FRANCISCO PÉREZ PUCHE, CRONISTA OFICIAL DE VALENCIA
La gente está inquieta, asustada y nerviosa a causa del coronavirus. Hay brotes de psicosis que asustan más que la enfermedad. Pero el caso es que, tras agotarse las mascarillas industriales diseñadas para limpiar cloacas y poner barrenos, la buena gente ya no sabe a qué recurrir. De modo que se están recibiendo con mucho entusiasmo las medidas que aplican algunos países europeos donde el ordenancismo y la reglamentación configuran la esencia social.
Qué interesante esa norma alemana de no darse la mano. Elimina el intercambio de bichos y evita perder el tiempo. Sobre todo si va acompañada de la prohibición italiana, que consiste en que las personas se quedan a un metro, como en el Japón antiguo, respetando lo que podríamos llamar la «burbuja de contacto». Otra regla que aplica Francia restringe a 5.000 personas los actos de masas. ¿Y qué tal 3.700?
La psicología social interpreta que uno se debe sentir mucho más seguro si el Estado se toma la molestia de lanzar un catálogo de prohibiciones. Estaría todo más claro. Si se prohibiera -qué se yo- fumar en público, mascar chicle, hurgarse los oídos, el español ya sabría lo principal: dónde está el culpable.
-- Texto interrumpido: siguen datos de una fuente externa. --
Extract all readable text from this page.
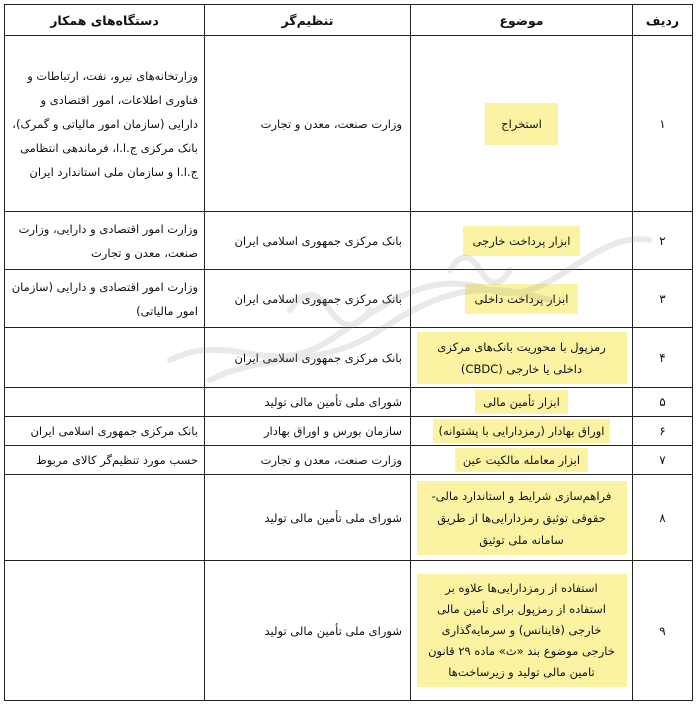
ردیف	موضوع	تنظیم‌گر	دستگاه‌های همکار
۱	استخراج	وزارت صنعت، معدن و تجارت	وزارتخانه‌های نیرو، نفت، ارتباطات و فناوری اطلاعات، امور اقتصادی و دارایی (سازمان امور مالیاتی و گمرک)، بانک مرکزی ج.ا.ا، فرماندهی انتظامی ج.ا.ا و سازمان ملی استاندارد ایران
۲	ابزار پرداخت خارجی	بانک مرکزی جمهوری اسلامی ایران	وزارت امور اقتصادی و دارایی، وزارت صنعت، معدن و تجارت
۳	ابزار پرداخت داخلی	بانک مرکزی جمهوری اسلامی ایران	وزارت امور اقتصادی و دارایی (سازمان امور مالیاتی)
۴	رمزپول با محوریت بانک‌های مرکزی داخلی یا خارجی (CBDC)	بانک مرکزی جمهوری اسلامی ایران	
۵	ابزار تأمین مالی	شورای ملی تأمین مالی تولید	
۶	اوراق بهادار (رمزدارایی با پشتوانه)	سازمان بورس و اوراق بهادار	بانک مرکزی جمهوری اسلامی ایران
۷	ابزار معامله مالکیت عین	وزارت صنعت، معدن و تجارت	حسب مورد تنظیم‌گر کالای مربوط
۸	فراهم‌سازی شرایط و استاندارد مالی- حقوقی توثیق رمزدارایی‌ها از طریق سامانه ملی توثیق	شورای ملی تأمین مالی تولید	
۹	استفاده از رمزدارایی‌ها علاوه بر استفاده از رمزپول برای تأمین مالی خارجی (فاینانس) و سرمایه‌گذاری خارجی موضوع بند «ث» ماده ۲۹ قانون تامین مالی تولید و زیرساخت‌ها	شورای ملی تأمین مالی تولید	
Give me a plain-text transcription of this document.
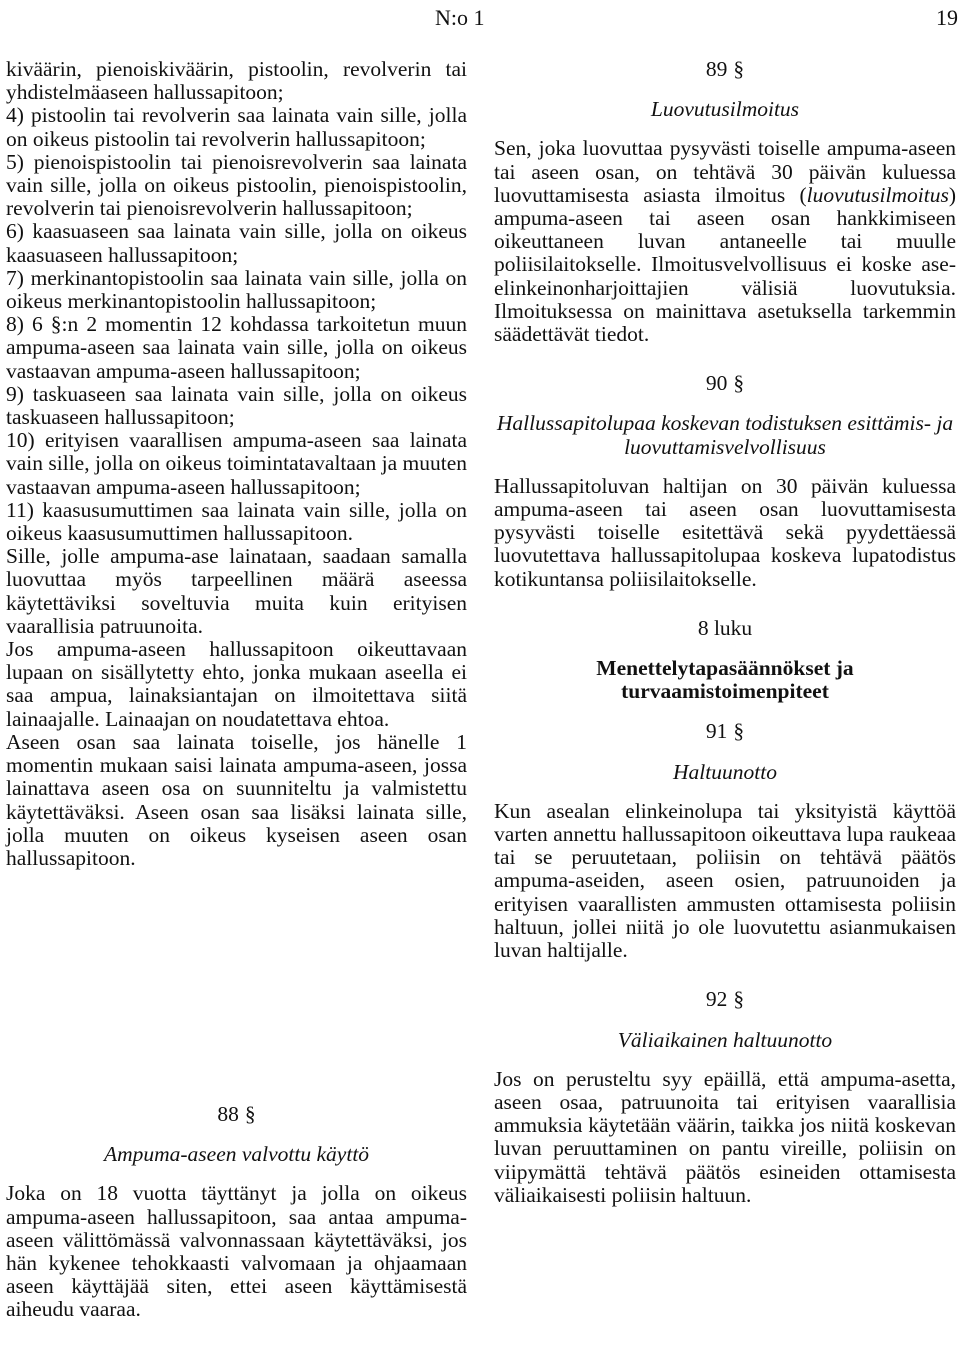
N:o 1	19

kiväärin, pienoiskiväärin, pistoolin, revolverin tai yhdistelmäaseen hallussapitoon;

4) pistoolin tai revolverin saa lainata vain sille, jolla on oikeus pistoolin tai revolverin hallussapitoon;

5) pienoispistoolin tai pienoisrevolverin saa lainata vain sille, jolla on oikeus pistoolin, pienoispistoolin, revolverin tai pienoisrevolverin hallussapitoon;

6) kaasuaseen saa lainata vain sille, jolla on oikeus kaasuaseen hallussapitoon;

7) merkinantopistoolin saa lainata vain sille, jolla on oikeus merkinantopistoolin hallussapitoon;

8) 6 §:n 2 momentin 12 kohdassa tarkoitetun muun ampuma-aseen saa lainata vain sille, jolla on oikeus vastaavan ampuma-aseen hallussapitoon;

9) taskuaseen saa lainata vain sille, jolla on oikeus taskuaseen hallussapitoon;

10) erityisen vaarallisen ampuma-aseen saa lainata vain sille, jolla on oikeus toimintatavaltaan ja muuten vastaavan ampuma-aseen hallussapitoon;

11) kaasusumuttimen saa lainata vain sille, jolla on oikeus kaasusumuttimen hallussapitoon.

Sille, jolle ampuma-ase lainataan, saadaan samalla luovuttaa myös tarpeellinen määrä aseessa käytettäviksi soveltuvia muita kuin erityisen vaarallisia patruunoita.

Jos ampuma-aseen hallussapitoon oikeuttavaan lupaan on sisällytetty ehto, jonka mukaan aseella ei saa ampua, lainaksiantajan on ilmoitettava siitä lainaajalle. Lainaajan on noudatettava ehtoa.

Aseen osan saa lainata toiselle, jos hänelle 1 momentin mukaan saisi lainata ampuma-aseen, jossa lainattava aseen osa on suunniteltu ja valmistettu käytettäväksi. Aseen osan saa lisäksi lainata sille, jolla muuten on oikeus kyseisen aseen osan hallussapitoon.

88 §
Ampuma-aseen valvottu käyttö

Joka on 18 vuotta täyttänyt ja jolla on oikeus ampuma-aseen hallussapitoon, saa antaa ampuma-aseen välittömässä valvonnassaan käytettäväksi, jos hän kykenee tehokkaasti valvomaan ja ohjaamaan aseen käyttäjää siten, ettei aseen käyttämisestä aiheudu vaaraa.

89 §
Luovutusilmoitus

Sen, joka luovuttaa pysyvästi toiselle ampuma-aseen tai aseen osan, on tehtävä 30 päivän kuluessa luovuttamisesta asiasta ilmoitus (luovutusilmoitus) ampuma-aseen tai aseen osan hankkimiseen oikeuttaneen luvan antaneelle tai muulle poliisilaitokselle. Ilmoitusvelvollisuus ei koske ase-elinkeinonharjoittajien välisiä luovutuksia. Ilmoituksessa on mainittava asetuksella tarkemmin säädettävät tiedot.

90 §
Hallussapitolupaa koskevan todistuksen esittämis- ja luovuttamisvelvollisuus

Hallussapitoluvan haltijan on 30 päivän kuluessa ampuma-aseen tai aseen osan luovuttamisesta pysyvästi toiselle esitettävä sekä pyydettäessä luovutettava hallussapitolupaa koskeva lupatodistus kotikuntansa poliisilaitokselle.

8 luku
Menettelytapasäännökset ja turvaamistoimenpiteet
91 §
Haltuunotto

Kun asealan elinkeinolupa tai yksityistä käyttöä varten annettu hallussapitoon oikeuttava lupa raukeaa tai se peruutetaan, poliisin on tehtävä päätös ampuma-aseiden, aseen osien, patruunoiden ja erityisen vaarallisten ammusten ottamisesta poliisin haltuun, jollei niitä jo ole luovutettu asianmukaisen luvan haltijalle.

92 §
Väliaikainen haltuunotto

Jos on perusteltu syy epäillä, että ampuma-asetta, aseen osaa, patruunoita tai erityisen vaarallisia ammuksia käytetään väärin, taikka jos niitä koskevan luvan peruuttaminen on pantu vireille, poliisin on viipymättä tehtävä päätös esineiden ottamisesta väliaikaisesti poliisin haltuun.
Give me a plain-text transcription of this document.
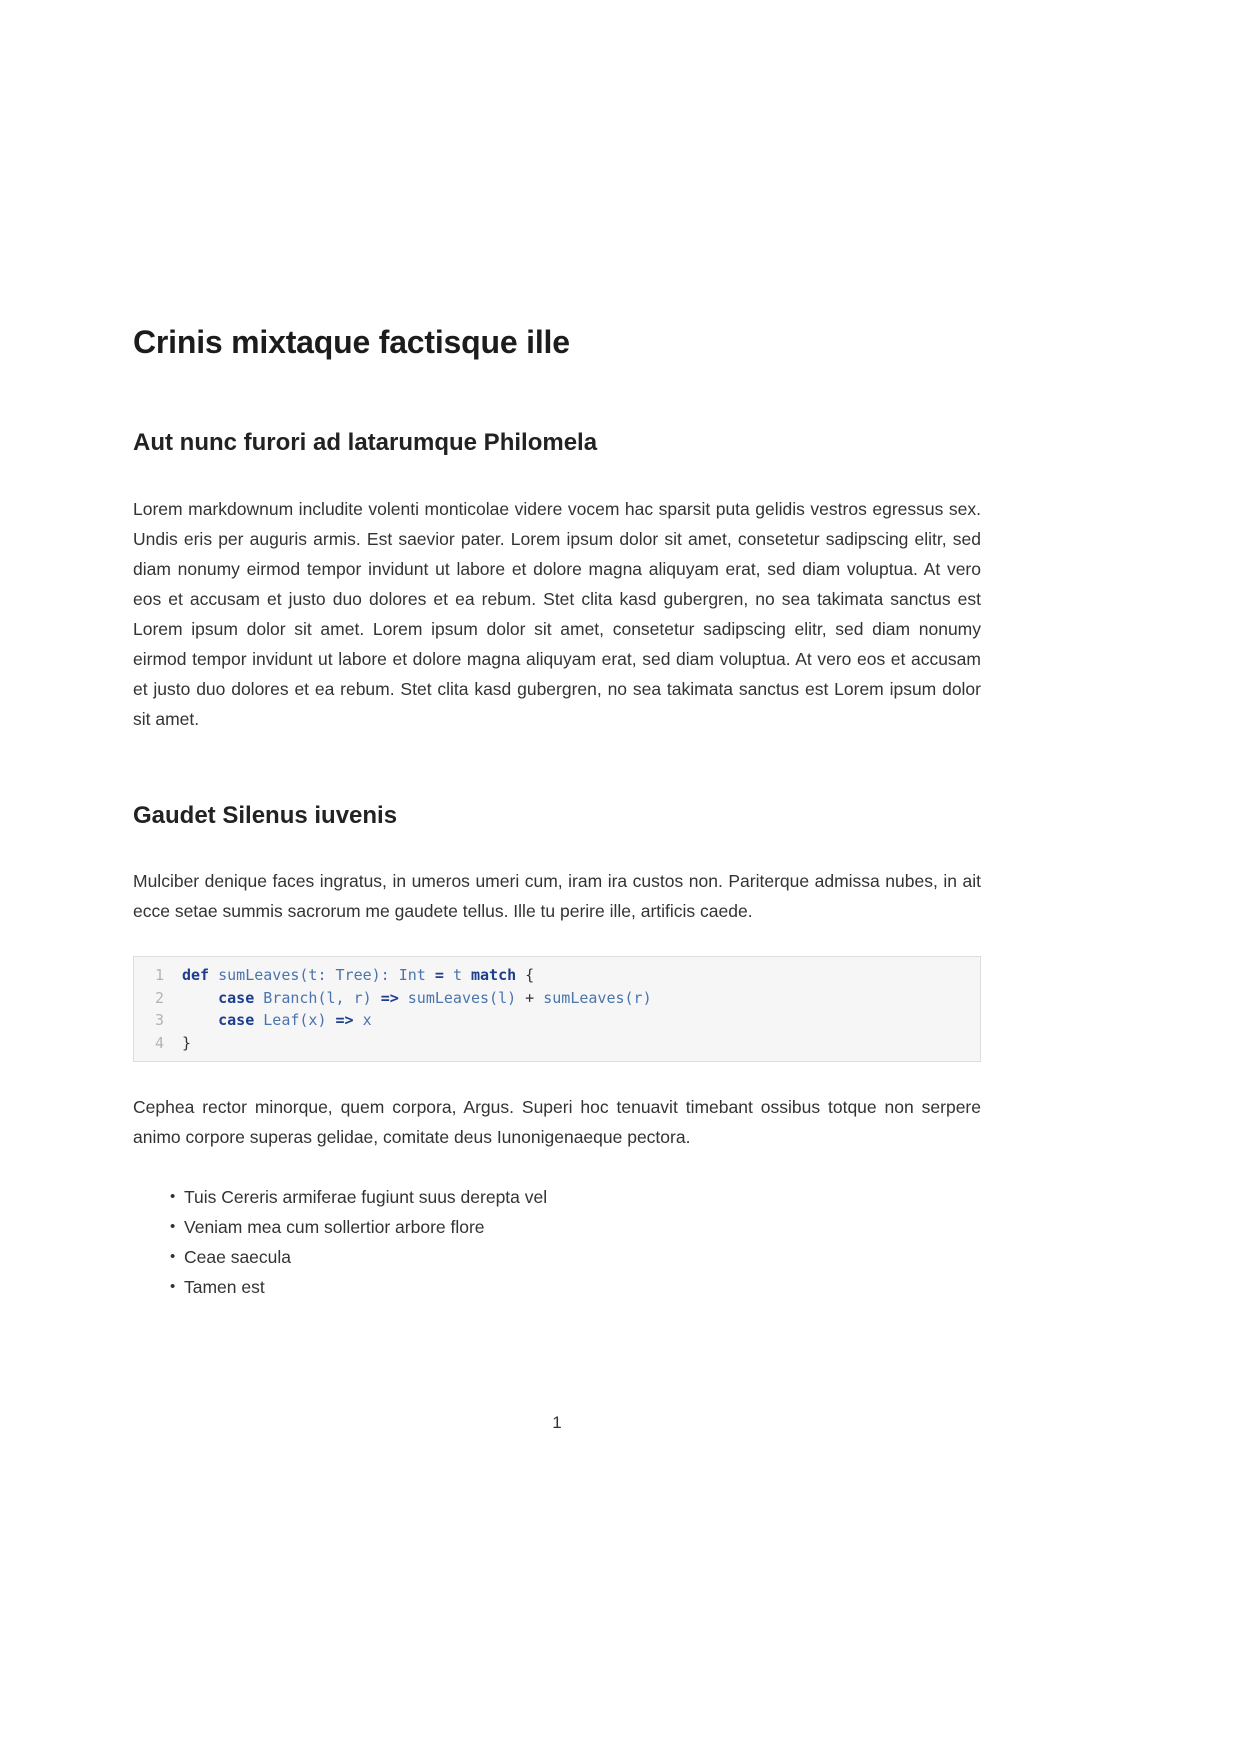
Crinis mixtaque factisque ille
Aut nunc furori ad latarumque Philomela

Lorem markdownum includite volenti monticolae videre vocem hac sparsit puta gelidis vestros egressus sex. Undis eris per auguris armis. Est saevior pater. Lorem ipsum dolor sit amet, consetetur sadipscing elitr, sed diam nonumy eirmod tempor invidunt ut labore et dolore magna aliquyam erat, sed diam voluptua. At vero eos et accusam et justo duo dolores et ea rebum. Stet clita kasd gubergren, no sea takimata sanctus est Lorem ipsum dolor sit amet. Lorem ipsum dolor sit amet, consetetur sadipscing elitr, sed diam nonumy eirmod tempor invidunt ut labore et dolore magna aliquyam erat, sed diam voluptua. At vero eos et accusam et justo duo dolores et ea rebum. Stet clita kasd gubergren, no sea takimata sanctus est Lorem ipsum dolor sit amet.

Gaudet Silenus iuvenis

Mulciber denique faces ingratus, in umeros umeri cum, iram ira custos non. Pariterque admissa nubes, in ait ecce setae summis sacrorum me gaudete tellus. Ille tu perire ille, artificis caede.

1	def sumLeaves(t: Tree): Int = t match {
2	case Branch(l, r) => sumLeaves(l) + sumLeaves(r)
3	case Leaf(x) => x
4	}

Cephea rector minorque, quem corpora, Argus. Superi hoc tenuavit timebant ossibus totque non serpere animo corpore superas gelidae, comitate deus Iunonigenaeque pectora.

• Tuis Cereris armiferae fugiunt suus derepta vel
• Veniam mea cum sollertior arbore flore
• Ceae saecula
• Tamen est
1
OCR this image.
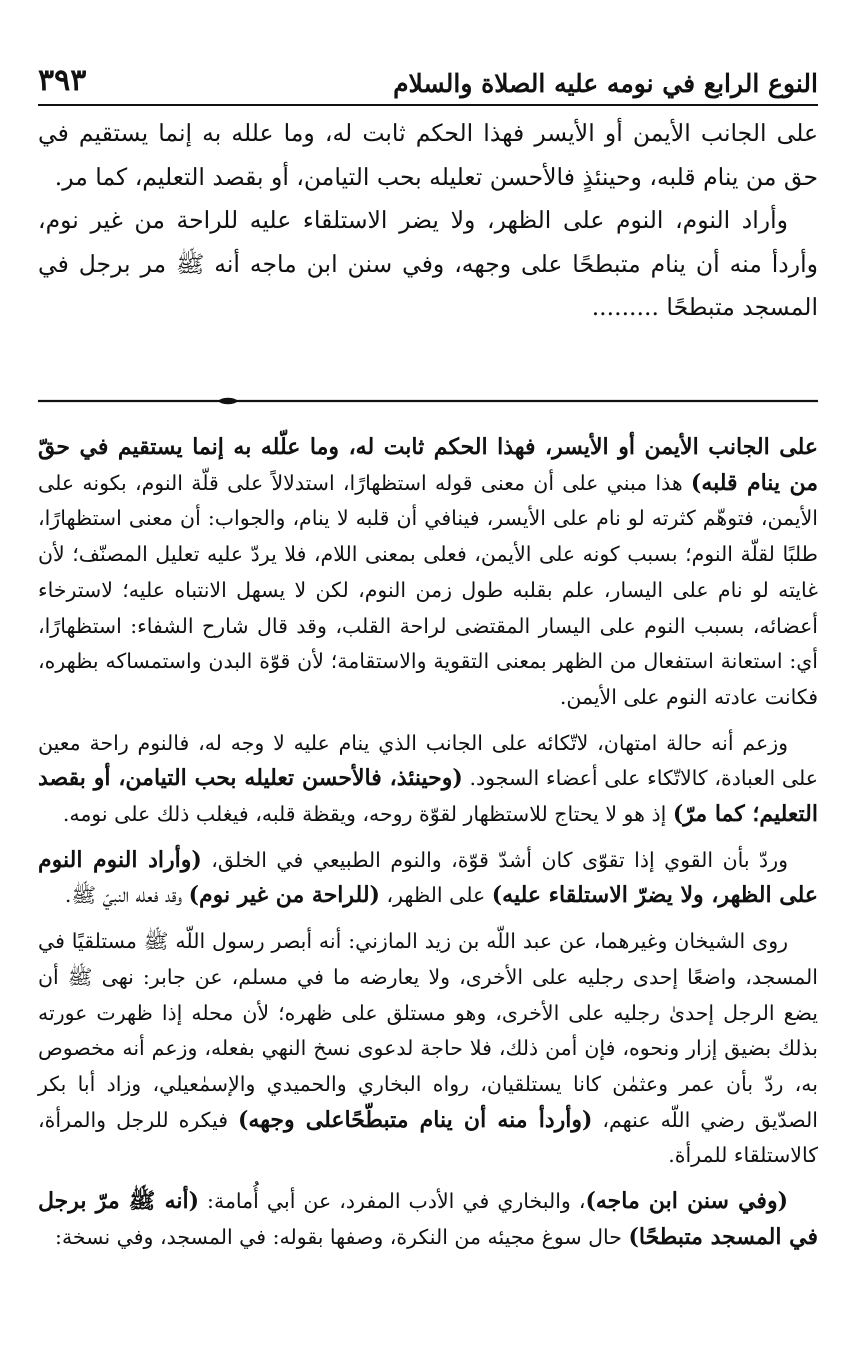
النوع الرابع في نومه عليه الصلاة والسلام
٣٩٣

على الجانب الأيمن أو الأيسر فهذا الحكم ثابت له، وما علله به إنما يستقيم في حق من ينام قلبه، وحينئذٍ فالأحسن تعليله بحب التيامن، أو بقصد التعليم، كما مر.

وأراد النوم، النوم على الظهر، ولا يضر الاستلقاء عليه للراحة من غير نوم، وأردأ منه أن ينام متبطحًا على وجهه، وفي سنن ابن ماجه أنه ﷺ مر برجل في المسجد متبطحًا .........

على الجانب الأيمن أو الأيسر، فهذا الحكم ثابت له، وما علّله به إنما يستقيم في حقّ من ينام قلبه) هذا مبني على أن معنى قوله استظهارًا، استدلالاً على قلّة النوم، بكونه على الأيمن، فتوهّم كثرته لو نام على الأيسر، فينافي أن قلبه لا ينام، والجواب: أن معنى استظهارًا، طلبًا لقلّة النوم؛ بسبب كونه على الأيمن، فعلى بمعنى اللام، فلا يردّ عليه تعليل المصنّف؛ لأن غايته لو نام على اليسار، علم بقلبه طول زمن النوم، لكن لا يسهل الانتباه عليه؛ لاسترخاء أعضائه، بسبب النوم على اليسار المقتضى لراحة القلب، وقد قال شارح الشفاء: استظهارًا، أي: استعانة استفعال من الظهر بمعنى التقوية والاستقامة؛ لأن قوّة البدن واستمساكه بظهره، فكانت عادته النوم على الأيمن.

وزعم أنه حالة امتهان، لاتّكائه على الجانب الذي ينام عليه لا وجه له، فالنوم راحة معين على العبادة، كالاتّكاء على أعضاء السجود. (وحينئذ، فالأحسن تعليله بحب التيامن، أو بقصد التعليم؛ كما مرّ) إذ هو لا يحتاج للاستظهار لقوّة روحه، ويقظة قلبه، فيغلب ذلك على نومه.

وردّ بأن القوي إذا تقوّى كان أشدّ قوّة، والنوم الطبيعي في الخلق، (وأراد النوم النوم على الظهر، ولا يضرّ الاستلقاء عليه) على الظهر، (للراحة من غير نوم) وقد فعله النبيّ ﷺ.

روى الشيخان وغيرهما، عن عبد اللّه بن زيد المازني: أنه أبصر رسول اللّه ﷺ مستلقيًا في المسجد، واضعًا إحدى رجليه على الأخرى، ولا يعارضه ما في مسلم، عن جابر: نهى ﷺ أن يضع الرجل إحدىٰ رجليه على الأخرى، وهو مستلق على ظهره؛ لأن محله إذا ظهرت عورته بذلك بضيق إزار ونحوه، فإن أمن ذلك، فلا حاجة لدعوى نسخ النهي بفعله، وزعم أنه مخصوص به، ردّ بأن عمر وعثمٰن كانا يستلقيان، رواه البخاري والحميدي والإسمٰعيلي، وزاد أبا بكر الصدّيق رضي اللّه عنهم، (وأردأ منه أن ينام متبطّحًاعلى وجهه) فيكره للرجل والمرأة، كالاستلقاء للمرأة.

(وفي سنن ابن ماجه)، والبخاري في الأدب المفرد، عن أبي أُمامة: (أنه ﷺ مرّ برجل في المسجد متبطحًا) حال سوغ مجيئه من النكرة، وصفها بقوله: في المسجد، وفي نسخة:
Y entonces ese anarquista que todos llevamos dentro podría pasar a la fase siguiente; que consiste en hablar mal de un Estado que impone prohibiciones dictatoriales y, naturalmente, en incumplir toda regla emanada del poder. ¿Qué han prohibido comer higos chumbos? Vas a ver tú, hombre…
En esta crisis de histeria universal por el coronavirus, no puedo evitar divertirme a costa de algunas de las normas de prevención. Si tu llegas a un aeropuerto y te esperan unos mazas enmascarados con armadura de plástico que te toman la temperatura con un sensor, qué seguro te sientes ¿no es verdad? Si te prohíben abrazar a los niños, comer con los dedos, hurgarte la nariz o saludar con besos a las damas ¿cuánta seguridad añade el Estado protector a tus miedos? Aunque… siempre es poco ¿qué debo hacer en la intimidad del hogar?
El miedoso siempre desea apoyar su fragilidad personal en prohibiciones ajenas. Por eso estamos expectantes: ¿qué pasa con el fútbol? ¿Y qué hacemos con la mascletà? Nuestro peculiar modo de interpretar la libertad necesita un buen andador de reglas, normas y prohibiciones. ¿Estaríamos más seguros si en el ambulatorio hubiera largas colas para recoger mascarillas? ¿Y si se prohibieran las carpas falleras? Podríamos desentrañar, sobre todo -como en los accidentes de metro, como en las riadas, como con el cambio climático- quién es el maldito culpable de mi miedo. ¿Y si prohibiéramos las churrerías?.